Breast cancer is the most frequently diagnosed cancer in women. It is estimated that death from breast cancer will increase by 100% in the developing world by 2020 (Rastogi, Hildesheim et al. 2004).
Because of its frequent early age at diagnosis, its occurrence in otherwise healthy individuals, and its frequent fatal outcome, breast cancer is the most feared disease in women.
In the case of hormone-sensitive breast cancer, estrogens cause the cancer to grow. If tests show that the cancer cells possess estrogen receptors, antiestrogens are recommended to block the estrogen receptors and thus compete with the estrogens which stimulate growth of cancerous cells.
Among all risk factors, estrogens are well recognized to play the predominant role in breast cancer development and growth (McGuire, Carbone et al. 1975; Asselin and Labrie 1978; Davidson and Lippman 1989; Dowsett, Macaulay et al. 1993). In 75-80% of established breast cancers, estradiol is the main factor responsible for stimulation of the cell cycle machinery (Prall, Sarcevic et al. 1997). More than 75% of diagnosed breast cancers show the presence of estrogen and/or progesterone receptors (Chlebowski, Hendrix et al. 2003; Munster 2006).
In addition to efficacy with a long duration of response, the goal of treatment of breast cancer includes optimizing quality of life. Endocrine therapies are generally well-tolerated in patients with estrogen and/or progesterone receptor positive breast cancer, and they are usually as effective as cytotoxic chemotherapy (Buzdar 2001; Dodwell, Wardley et al. 2006).
Estrogen blockade is a most successful first-line, and best tolerated, strategy for the treatment of estrogen-sensitive breast cancer. One approach consists of blocking the formation of estrogens with inhibitors of aromatase (Brodie and Njar 2000), while another approach is to block activation of the estrogen receptors with anti-estrogens (Labrie, Labrie et al. 1999).
Since the first step in the action of estrogens in the mammary gland is binding to estrogen receptors (Green, Walter et al. 1986; Kumar and Chambon 1988), a logical approach for the treatment of estrogen-sensitive breast cancer is the use of anti-estrogens, or compounds which block the interaction of estrogens with their specific receptors. Until relatively recently, no agent with pure anti-estrogenic activity, under in-vivo conditions, had been available.
In addition to their use as first-line therapy, different endocrine therapies having no or only partial cross-resistance are successful in inducing a large proportion of positive responses in advanced breast cancers which progress after previous hormone therapy, thus delaying the use of more toxic chemotherapy. There is, thus, the need for new endocrine agents which will further delay the use of chemotherapy. In the metastatic setting, patients who respond initially to any hormone therapy, including non-steroidal aromatase inhibitors, eventually develop resistance and progressive disease, thus requiring second-line hormone therapy. There are several available agents: exemestane, a non-steroidal aromatase inhibitor; fulvestrant, a steroidal anti-estrogen; and, tamoxifen, a first generation SERM which can be non-cross resistant with the agents used as first-line therapy.

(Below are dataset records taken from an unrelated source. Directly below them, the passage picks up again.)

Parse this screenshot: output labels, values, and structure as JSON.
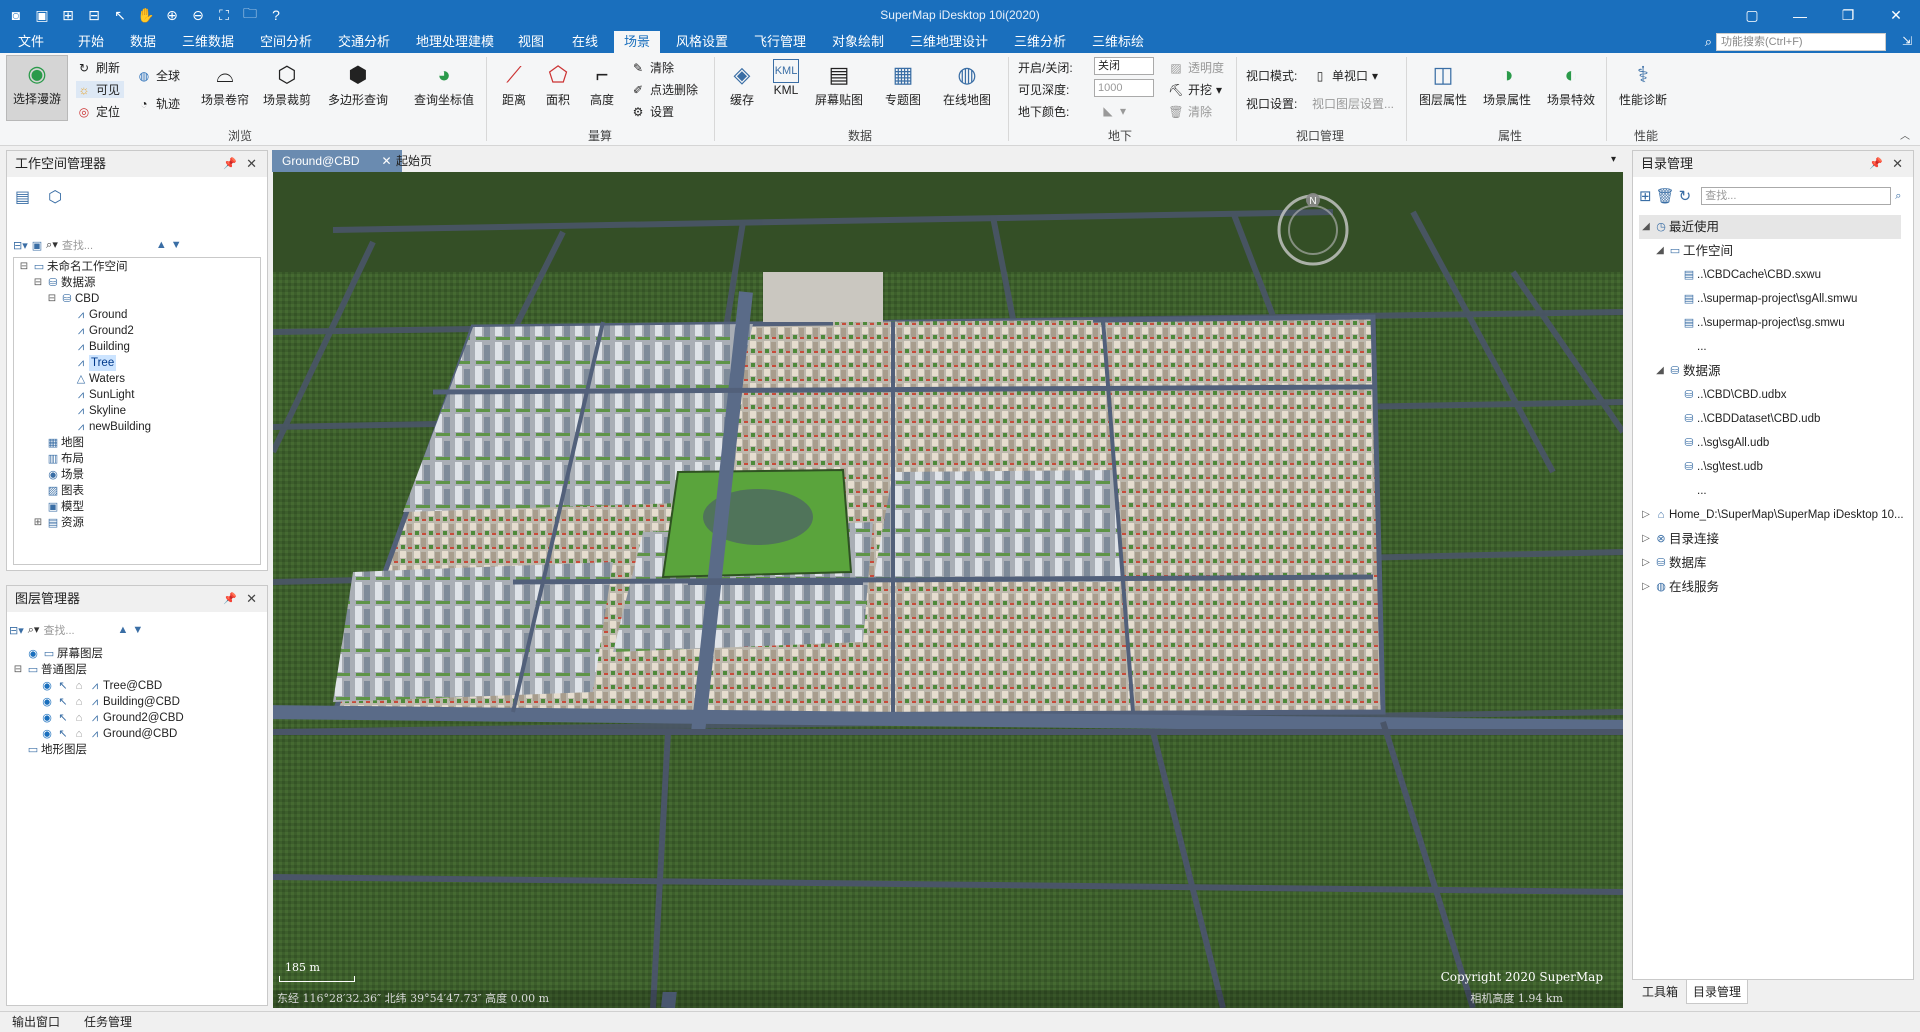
{
  "title": "SuperMap iDesktop 10i(2020)",
  "menu": [
    "文件",
    "开始",
    "数据",
    "三维数据",
    "空间分析",
    "交通分析",
    "地理处理建模",
    "视图",
    "在线",
    "场景",
    "风格设置",
    "飞行管理",
    "对象绘制",
    "三维地理设计",
    "三维分析",
    "三维标绘"
  ],
  "active_menu": "场景",
  "search_placeholder": "功能搜索(Ctrl+F)",
  "ribbon": {
    "browse": {
      "select_roam": "选择漫游",
      "refresh": "刷新",
      "visible": "可见",
      "locate": "定位",
      "globe": "全球",
      "track": "轨迹",
      "scene_roll": "场景卷帘",
      "scene_clip": "场景裁剪",
      "polygon_query": "多边形查询",
      "query_coord": "查询坐标值",
      "group": "浏览"
    },
    "measure": {
      "distance": "距离",
      "area": "面积",
      "height": "高度",
      "clear": "清除",
      "clear_point": "点选删除",
      "settings": "设置",
      "group": "量算"
    },
    "data": {
      "cache": "缓存",
      "kml": "KML",
      "screen_map": "屏幕贴图",
      "thematic": "专题图",
      "online_map": "在线地图",
      "group": "数据"
    },
    "underground": {
      "toggle_label": "开启/关闭:",
      "toggle_value": "关闭",
      "depth_label": "可见深度:",
      "depth_value": "1000",
      "color_label": "地下颜色:",
      "transparency": "透明度",
      "excavate": "开挖",
      "clear": "清除",
      "group": "地下"
    },
    "viewport": {
      "mode_label": "视口模式:",
      "mode_value": "单视口",
      "settings_label": "视口设置:",
      "settings_value": "视口图层设置...",
      "group": "视口管理"
    },
    "props": {
      "layer_props": "图层属性",
      "scene_props": "场景属性",
      "scene_effects": "场景特效",
      "group": "属性"
    },
    "perf": {
      "diagnose": "性能诊断",
      "group": "性能"
    }
  },
  "workspace": {
    "title": "工作空间管理器",
    "search_placeholder": "查找...",
    "root": "未命名工作空间",
    "datasources": "数据源",
    "cbd": "CBD",
    "datasets": [
      "Ground",
      "Ground2",
      "Building",
      "Tree",
      "Waters",
      "SunLight",
      "Skyline",
      "newBuilding"
    ],
    "selected": "Tree",
    "others": [
      "地图",
      "布局",
      "场景",
      "图表",
      "模型",
      "资源"
    ]
  },
  "layers": {
    "title": "图层管理器",
    "search_placeholder": "查找...",
    "screen_layers": "屏幕图层",
    "normal_layers": "普通图层",
    "items": [
      "Tree@CBD",
      "Building@CBD",
      "Ground2@CBD",
      "Ground@CBD"
    ],
    "terrain_layers": "地形图层"
  },
  "doc_tabs": [
    "Ground@CBD",
    "起始页"
  ],
  "scene": {
    "copyright": "Copyright 2020 SuperMap",
    "coords": "东经 116°28′32.36″   北纬 39°54′47.73″   高度 0.00 m",
    "cam_height": "相机高度 1.94 km",
    "scale": "185 m",
    "compass": "N"
  },
  "catalog": {
    "title": "目录管理",
    "search_placeholder": "查找...",
    "recent": "最近使用",
    "workspace": "工作空间",
    "ws_items": [
      "..\\CBDCache\\CBD.sxwu",
      "..\\supermap-project\\sgAll.smwu",
      "..\\supermap-project\\sg.smwu",
      "..."
    ],
    "datasource": "数据源",
    "ds_items": [
      "..\\CBD\\CBD.udbx",
      "..\\CBDDataset\\CBD.udb",
      "..\\sg\\sgAll.udb",
      "..\\sg\\test.udb",
      "..."
    ],
    "home": "Home_D:\\SuperMap\\SuperMap iDesktop 10...",
    "catalog_link": "目录连接",
    "database": "数据库",
    "online": "在线服务",
    "tabs": [
      "工具箱",
      "目录管理"
    ]
  },
  "status": [
    "输出窗口",
    "任务管理"
  ]
}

Of all available anti-estrogens, acolbifene, an anti-estrogen or selective estrogen receptor modulator (SERM) developed by Endoceutics, is the most potent and the only complete blocker of the action of estrogens in the human mammary gland and uterus. Consequently, it is completely free of any estrogenic stimulatory activity in these two tissues.
Previously, estrogen blockade was believed to be limited to a reduction of tumor growth but acolbifene has been shown to cause eradication of the majority of human breast tumors in in-vivo preclinical models. The tumoricidal action of estrogen blockade observed in xenografts of human breast cancer tumors apparently results from a more efficient blockade of the estrogen receptor.
Acolbifene acts by blocking access of estrogens to the estrogen receptors with a high level of efficacy due to its high affinity for the estrogen receptors. In addition, in the absence of estrogens, it prevents activation of the estrogen receptors by growth factor-stimulated kinases. Moreover, acolbifene causes the decrease or degradation of estrogen receptors in the mammary gland and uterus.
Highlights of the Action of Endoceutics Acolbifene in Breast Cancer:
Only one Phase III clinical trial is required before submission for commercialization.